You can just base it on someone's experience of noticing it that's why the examples of 22Khz/11Khz and MP3 were relevant.

>8 Bit CPU's did not have the time available. They ran their game loops once a frame.

You can't generalize on that since there's code that does read joysticks and there's no frame interrupts involved.

>Humans cannot react much faster than 200 or so ms. This means any input polling above twice that rate (100 ms) is not needed because this will perfectly reproduce the original input (per http://en.wikipedia.org/wiki/Sampling_theorem)...

As stated before, one human reaction does not translate to one joystick state.  

>And how many 8 bit machines had enough CPU power and memory to both read at that rate and actually do something with the results?

Two scanlines is 228 CPU cycles on Atari; they have entire DLIs running per scanline so you can do something with it.

>What really happened is that they read the results at a set frequency and interpolate the result based on the prior reading. Now, I did not do much with paddles and the like, but I'm willing to bet I already know at what frequency games such as breakout/arkanoid are sampling the analog input.

I never said you have to sample at higher rates, but that it's more accurate.  You have to apply Nyquist rate to the highest frequency component present in the signal if you want to PERFECTLY reproduce the signal and don't know the phase shift (which is true in this case).

[Hammer]

So I have to run a 16-bit emulator under Vista-64 to run 16-bit applications although processor supports it in hardware.

The lack of Virtual 8086 mode when you're in Long Mode is a documented limitation of the x64 ISA.

It's better to boot into Vista-32. Are those applications like VirtualPC using processor hardware or doing a software emulation of 16-bit application?

http://download3.vmware.com/vmworld/2005/pac346.pdf

"VT-x requires small emulator for real mode code".

[Hammer]

Once per frame boils down to VBI or some IRQ that's 1/60 second.
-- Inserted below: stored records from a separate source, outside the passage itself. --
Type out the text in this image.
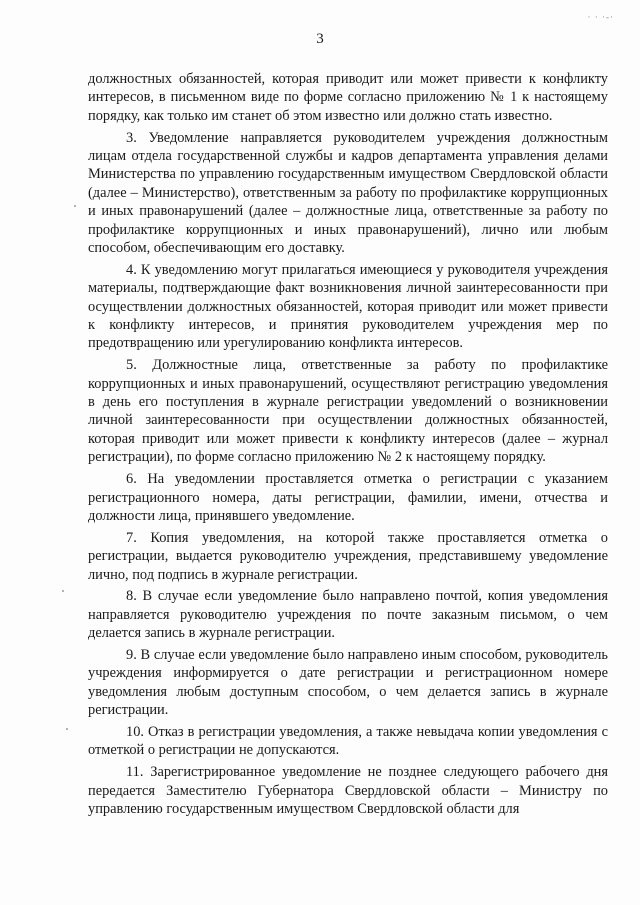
· · ·-·
3

должностных обязанностей, которая приводит или может привести к конфликту интересов, в письменном виде по форме согласно приложению № 1 к настоящему порядку, как только им станет об этом известно или должно стать известно.

3. Уведомление направляется руководителем учреждения должностным лицам отдела государственной службы и кадров департамента управления делами Министерства по управлению государственным имуществом Свердловской области (далее – Министерство), ответственным за работу по профилактике коррупционных и иных правонарушений (далее – должностные лица, ответственные за работу по профилактике коррупционных и иных правонарушений), лично или любым способом, обеспечивающим его доставку.

4. К уведомлению могут прилагаться имеющиеся у руководителя учреждения материалы, подтверждающие факт возникновения личной заинтересованности при осуществлении должностных обязанностей, которая приводит или может привести к конфликту интересов, и принятия руководителем учреждения мер по предотвращению или урегулированию конфликта интересов.

5. Должностные лица, ответственные за работу по профилактике коррупционных и иных правонарушений, осуществляют регистрацию уведомления в день его поступления в журнале регистрации уведомлений о возникновении личной заинтересованности при осуществлении должностных обязанностей, которая приводит или может привести к конфликту интересов (далее – журнал регистрации), по форме согласно приложению № 2 к настоящему порядку.

6. На уведомлении проставляется отметка о регистрации с указанием регистрационного номера, даты регистрации, фамилии, имени, отчества и должности лица, принявшего уведомление.

7. Копия уведомления, на которой также проставляется отметка о регистрации, выдается руководителю учреждения, представившему уведомление лично, под подпись в журнале регистрации.

8. В случае если уведомление было направлено почтой, копия уведомления направляется руководителю учреждения по почте заказным письмом, о чем делается запись в журнале регистрации.

9. В случае если уведомление было направлено иным способом, руководитель учреждения информируется о дате регистрации и регистрационном номере уведомления любым доступным способом, о чем делается запись в журнале регистрации.

10. Отказ в регистрации уведомления, а также невыдача копии уведомления с отметкой о регистрации не допускаются.

11. Зарегистрированное уведомление не позднее следующего рабочего дня передается Заместителю Губернатора Свердловской области – Министру по управлению государственным имуществом Свердловской области для
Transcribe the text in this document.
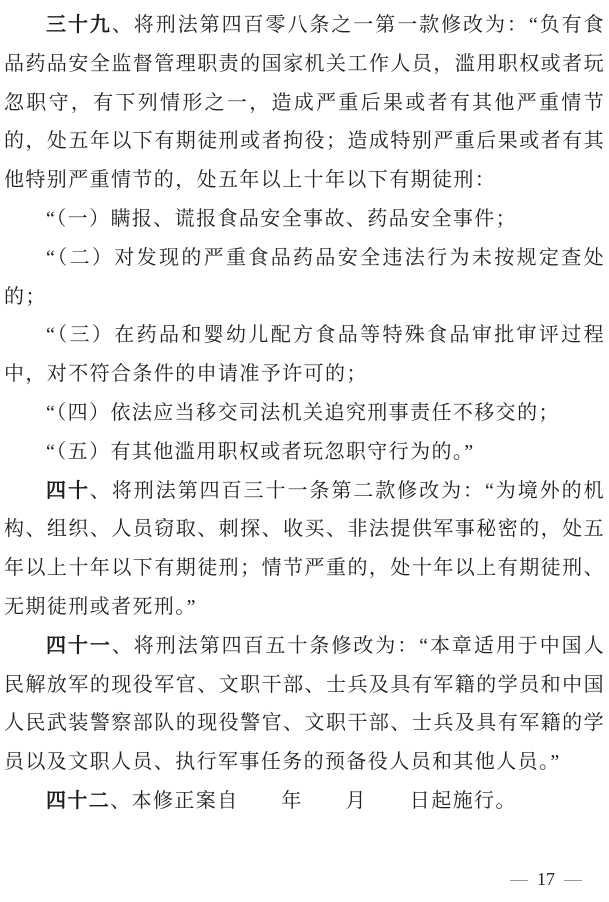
三十九、将刑法第四百零八条之一第一款修改为：“负有食品药品安全监督管理职责的国家机关工作人员，滥用职权或者玩忽职守，有下列情形之一，造成严重后果或者有其他严重情节的，处五年以下有期徒刑或者拘役；造成特别严重后果或者有其他特别严重情节的，处五年以上十年以下有期徒刑：

“（一）瞒报、谎报食品安全事故、药品安全事件；

“（二）对发现的严重食品药品安全违法行为未按规定查处的；

“（三）在药品和婴幼儿配方食品等特殊食品审批审评过程中，对不符合条件的申请准予许可的；

“（四）依法应当移交司法机关追究刑事责任不移交的；

“（五）有其他滥用职权或者玩忽职守行为的。”

四十、将刑法第四百三十一条第二款修改为：“为境外的机构、组织、人员窃取、刺探、收买、非法提供军事秘密的，处五年以上十年以下有期徒刑；情节严重的，处十年以上有期徒刑、无期徒刑或者死刑。”

四十一、将刑法第四百五十条修改为：“本章适用于中国人民解放军的现役军官、文职干部、士兵及具有军籍的学员和中国人民武装警察部队的现役警官、文职干部、士兵及具有军籍的学员以及文职人员、执行军事任务的预备役人员和其他人员。”

四十二、本修正案自　　年　　月　　日起施行。

— 17 —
>Anyway, C64 games do it exactly as I describe and no one ever commented about C64 games being less accurate to control than Atari 8 bit ones. Ever. On top of that I seriously doubt that 8 bit Atari games have a main loop that runs faster than once a frame.

Believe me, all sample codes you find in books in BASIC and w/inline ASM don't wait for any 1/60 second IRQ/VBI to read joysticks.

>Furthermore.... Amiga basic programs!?
>Sigh. Amiga basic is dead slow. You are not seriously telling me you think these games update their main loop more than once per frame?

Sure, especially if code is small and running on 68020 or better.

>This is not relevant, because the games don't actually do it. And no one seems to notice.

You can just base it on someone's experience of noticing it that's why the examples of 22Khz/11Khz and MP3 were relevant.

>8 Bit CPU's did not have the time available. They ran their game loops once a frame.

You can't generalize on that since there's code that does read joysticks and there's no frame interrupts involved.

>Humans cannot react much faster than 200 or so ms. This means any input polling above twice that rate (100 ms) is not needed because this will perfectly reproduce the original input (per http://en.wikipedia.org/wiki/Sampling_theorem)...

As stated before, one human reaction does not translate to one joystick state.  

A digital joystick doesn't register "how soft" and "how hard" is the reaction.

[Karlos]

Strange that the lack of 16-bit mode in AMD64 is lambasted but the lack of direct hardware backwards compatibility for the 680x0 series is ignored

[the_leander]

Strange that the lack of 16-bit mode in AMD64 is lambasted but the lack of direct hardware backwards compatibility for the 680x0 series is ignored

Ahh, but you have to understand, this is what he means by "objectivity".

It only counts if it can be twisted (no matter by how much) to support his argument. :lol:

[ElPolloDiabl]

A digital joystick doesn't register "how soft" and "how hard" is the reaction.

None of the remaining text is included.